Point-Slope Form

Video Transcript

You’ve seen how a linear function in slope-intercept form is written: y = m*x + b, where m is the slope and b is the y intercept.

So, if you’re given the slope and y-intercept for a linear function, you can graph it.

For example, suppose a linear function has a slope of 2 and a y-intercept of 1.

Let’s graph it.

Start with the y-intercept.

Here is the point (0, 1).

Now use the slope information.

A slope of 2 means you count up 2 spaces, and then 1 to the right.

This is a new point that is also on the line.

Connect the two points with a line, and you’ve constructed the linear function with the given slope and y-intercept.

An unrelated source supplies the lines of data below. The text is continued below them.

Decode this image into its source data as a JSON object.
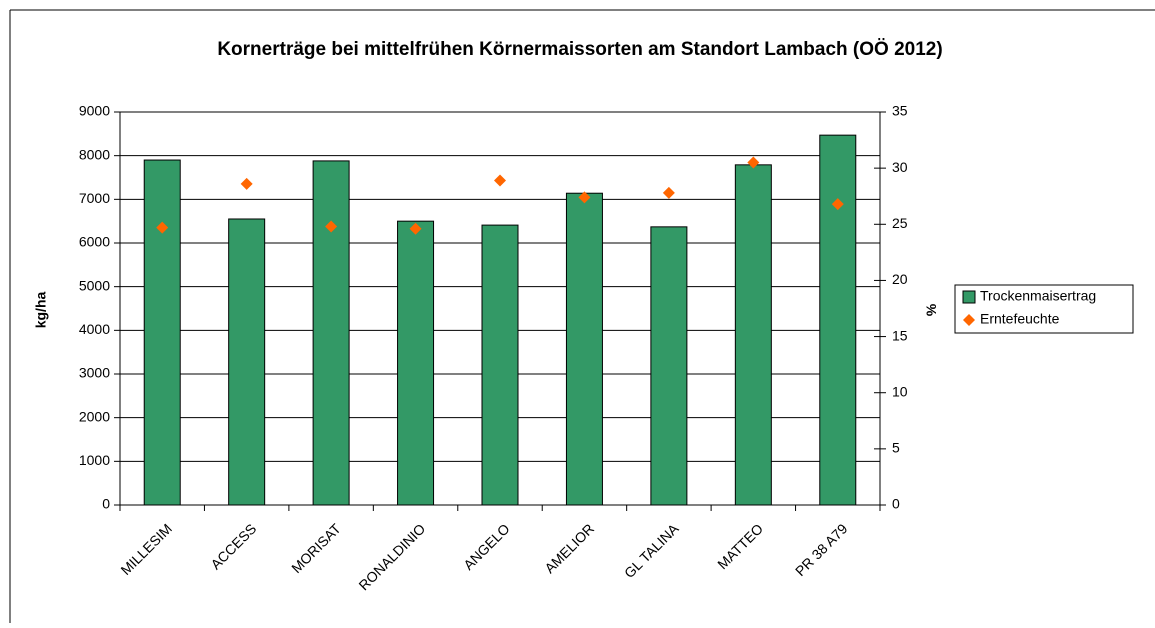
{
  "chart_data": {
    "type": "bar",
    "title": "Kornerträge bei mittelfrühen Körnermaissorten am Standort Lambach (OÖ 2012)",
    "ylabel": "kg/ha",
    "y2label": "%",
    "categories": [
      "MILLESIM",
      "ACCESS",
      "MORISAT",
      "RONALDINIO",
      "ANGELO",
      "AMELIOR",
      "GL TALINA",
      "MATTEO",
      "PR 38 A79"
    ],
    "series": [
      {
        "name": "Trockenmaisertrag",
        "type": "bar",
        "color": "#339966",
        "values": [
          7900,
          6550,
          7880,
          6500,
          6410,
          7140,
          6370,
          7790,
          8470
        ]
      },
      {
        "name": "Erntefeuchte",
        "type": "scatter",
        "axis": "y2",
        "color": "#ff6600",
        "values": [
          24.7,
          28.6,
          24.8,
          24.6,
          28.9,
          27.4,
          27.8,
          30.5,
          26.8
        ]
      }
    ],
    "ylim": [
      0,
      9000
    ],
    "yticks": [
      0,
      1000,
      2000,
      3000,
      4000,
      5000,
      6000,
      7000,
      8000,
      9000
    ],
    "y2lim": [
      0,
      35
    ],
    "y2ticks": [
      0,
      5,
      10,
      15,
      20,
      25,
      30,
      35
    ],
    "grid": true,
    "legend": "right"
  }
}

Now suppose you have a point that is on the graph of the line, and the slope.

How can you find the equation of the line through this point with this slope?

Without the y-intercept, we can’t do what you did in the previous example.

But you do have the coordinates to the point on the line.

How can you use these coordinates to find the equation?

Use the point-slope form, which is shown here.

The equation is y minus y-one equals m times the quantity in parentheses, x minus x-one.

Plug in the coordinates into this formula to find the equation in slope-intercept form.

Let’s look at an example.

Suppose a line with a slope of 3 crosses this point: (2,4).

What is the equation of the line?

Input the coordinates into the equation as shown.

Solve the equation y.

As you can see the equation of the line, in slope-intercept form is y = 3x - 2.

You can see how the y-intercept of the graph is -2.

The point-slope form is useful when you have a specific point that needs to intersect a line.

Applications of this include targeting systems that need to reach a preselected destination.